Fitting the new manifold
Apply copper grease to your new studs and screw them into the head – I used a Clarke 8mm stud extractor for this which prevented damage to the threads. They should screw in all the way to the flat section on the stud.
Next position your new gaskets over the studs – if you look at the gaskets you will see that one side is slightly rounded on the edges – some people have said that this should face the head and in the absence of any other information this is how I fitted mine. In reality it shouldn’t make much difference if you have cleaned the head surface properly.
You are now ready to fit the manifold pipes. Firstly do a dry run and number the pipes in order from the one furthest towards the front of the car to the one that is at the back. Also write the numbers on the downpipe connectors to make it as easy as possible. I also suggest you slide the pipes into the corresponding downpipe connectors and mark on the manifold pipes how far in they need to go to clear the cuts in the downpipe connectors (it will become clear when you look at the pipe).

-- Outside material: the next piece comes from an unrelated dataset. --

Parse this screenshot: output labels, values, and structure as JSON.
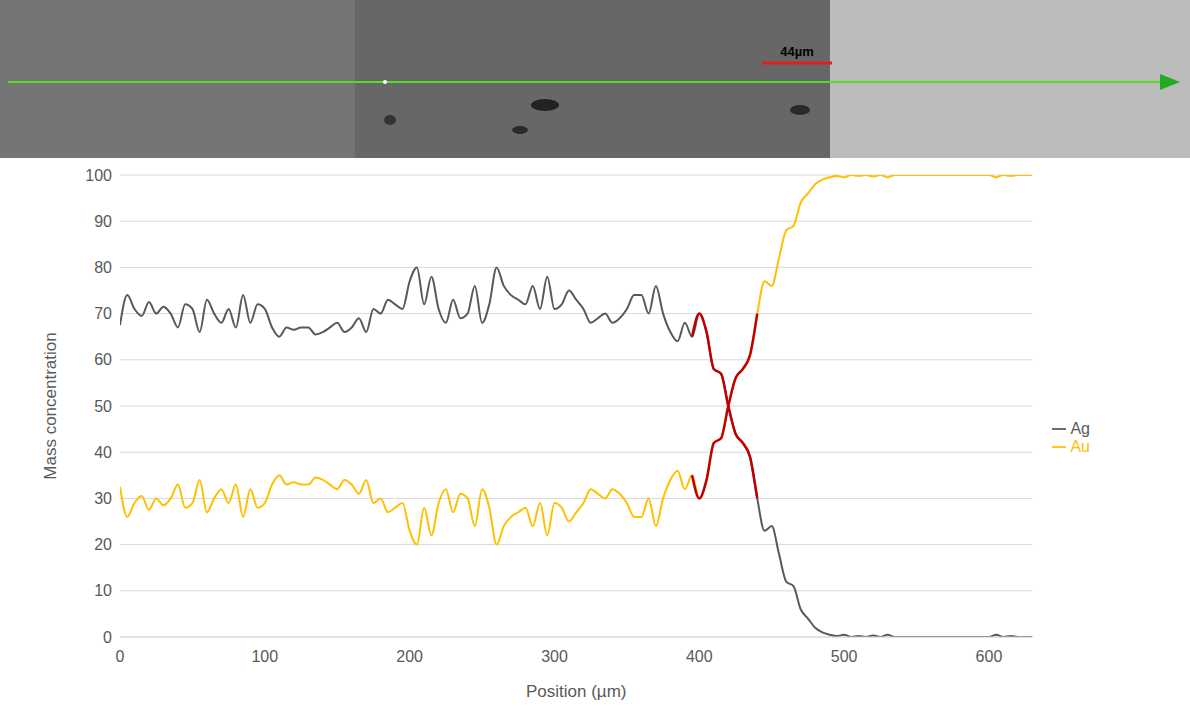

Start by fitting the pipe closet to the front of the engine, do not tighten the bolts more than a few turns each on any of the pipes you fit just yet – they should be jangling around. Then fit the second pipe and then very loosely fit the next one to allow you to fit the last pipe which will otherwise not fit on.
With the pipes all in place and rattling around, unscrew the downpipe connectors and do a dry run fitting it to the manifold pipes. In a perfect world they would all slide on perfectly but it might be the case that you will need to loosen some of the manifold pipes even more to allow the pipes to clear the chassis and fit in the downpipe. I removed the small silencer to give me more space to work with.
With everything fitting pull the downpipe off and apply liberal amounts of exhaust sealing paste to the inside of the downpipe connectors. Work quite quickly to avoid the paste drying out before you have fitted it. Once you are happy that the downpipe is on properly, tighten the manifold nuts. After ensuring the downpipe has not moved tighten the fastenings with a 10mm socket/spanner.
Manifold to downpipe joint – note the exhaust paste that has been squeezed out of the joint.
Just like the old downpipe it curves around the top of the suspension to meet the silencer.
Next clean up the joint on the small silencer with a wire brush/drill attachment and apply more exhaust paste, clamp the downpipe to the silencer and tighten the nuts
That is hopefully it! Remember to start the car and allow it to idle for 15 minutes so that the exhaust paste hardens and cures – this will also allow you to spot any leaks before you put the wheel back on. If you do find a leak just go back and repeat any of the above processes – the most difficult is connecting the downpipe to the manifold pipes so the leak is likely to occur there if anywhere.
A great mod that will save you money, weight, and it will look good, sound good, and allow you to fix it in the future if needed – stainless can be welded with relative ease compared to the old iron manifold! Easy job but can be time consuming and frustrating.
This mod was performed & supplied by Angus Ironside on his 1982 S3.